Single-shot vs. iterative: A single-shot agent generates one query and returns the result. An iterative agent can ask clarifying questions, explore the schema, and refine its approach over multiple turns. Single-shot is faster and cheaper; iterative handles ambiguity better.

Direct SQL vs. semantic layer: Some architectures place a semantic layer (like a metrics store or business logic layer) between the agent and the raw database. The agent queries the semantic layer rather than writing raw SQL. This prevents inconsistencies ("revenue" always means the same thing) but adds complexity and limits flexibility.

Pre-computed views vs. raw tables: Exposing curated views and materialized tables simplifies the agent's job — fewer joins, clearer naming, pre-aggregated metrics.
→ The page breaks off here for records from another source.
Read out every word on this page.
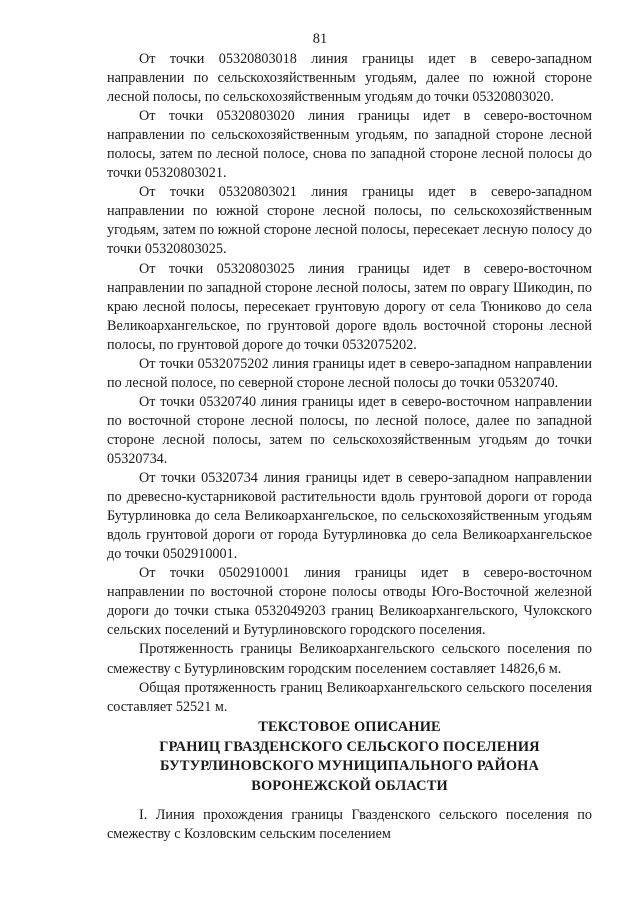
81

От точки 05320803018 линия границы идет в северо-западном направлении по сельскохозяйственным угодьям, далее по южной стороне лесной полосы, по сельскохозяйственным угодьям до точки 05320803020.

От точки 05320803020 линия границы идет в северо-восточном направлении по сельскохозяйственным угодьям, по западной стороне лесной полосы, затем по лесной полосе, снова по западной стороне лесной полосы до точки 05320803021.

От точки 05320803021 линия границы идет в северо-западном направлении по южной стороне лесной полосы, по сельскохозяйственным угодьям, затем по южной стороне лесной полосы, пересекает лесную полосу до точки 05320803025.

От точки 05320803025 линия границы идет в северо-восточном направлении по западной стороне лесной полосы, затем по оврагу Шикодин, по краю лесной полосы, пересекает грунтовую дорогу от села Тюниково до села Великоархангельское, по грунтовой дороге вдоль восточной стороны лесной полосы, по грунтовой дороге до точки 0532075202.

От точки 0532075202 линия границы идет в северо-западном направлении по лесной полосе, по северной стороне лесной полосы до точки 05320740.

От точки 05320740 линия границы идет в северо-восточном направлении по восточной стороне лесной полосы, по лесной полосе, далее по западной стороне лесной полосы, затем по сельскохозяйственным угодьям до точки 05320734.

От точки 05320734 линия границы идет в северо-западном направлении по древесно-кустарниковой растительности вдоль грунтовой дороги от города Бутурлиновка до села Великоархангельское, по сельскохозяйственным угодьям вдоль грунтовой дороги от города Бутурлиновка до села Великоархангельское до точки 0502910001.

От точки 0502910001 линия границы идет в северо-восточном направлении по восточной стороне полосы отводы Юго-Восточной железной дороги до точки стыка 0532049203 границ Великоархангельского, Чулокского сельских поселений и Бутурлиновского городского поселения.

Протяженность границы Великоархангельского сельского поселения по смежеству с Бутурлиновским городским поселением составляет 14826,6 м.

Общая протяженность границ Великоархангельского сельского поселения составляет 52521 м.

ТЕКСТОВОЕ ОПИСАНИЕ
ГРАНИЦ ГВАЗДЕНСКОГО СЕЛЬСКОГО ПОСЕЛЕНИЯ
БУТУРЛИНОВСКОГО МУНИЦИПАЛЬНОГО РАЙОНА
ВОРОНЕЖСКОЙ ОБЛАСТИ

I. Линия прохождения границы Гвазденского сельского поселения по смежеству с Козловским сельским поселением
The cost is maintenance of the view layer and potential staleness.

Schema in prompt vs. tool-based discovery: You can include the schema statically in the system prompt, or give the agent tools to explore the schema dynamically (list_tables, describe_table, sample_rows). Tool-based discovery scales better but costs more tokens and latency.

For most production systems, the sweet spot is: embed table descriptions for retrieval, include relevant DDL in the generation prompt, provide a few-shot example bank, execute against read-only replicas with timeouts, and allow 2–3 retry loops.

Conclusion #

Data agents turn natural-language questions into database queries, making structured data accessible without SQL expertise. The core challenges are schema grounding (helping the model find the right tables), safe execution (read-only connections, timeouts, row limits), error recovery (retry loops with error feedback), and result interpretation (translating rows back into human answers). The most robust architectures combine embedding-based schema retrieval, parsed query validation, sandboxed execution, and iterative self-correction — treating every generated query as untrusted input until it has been validated, executed safely, and interpreted faithfully.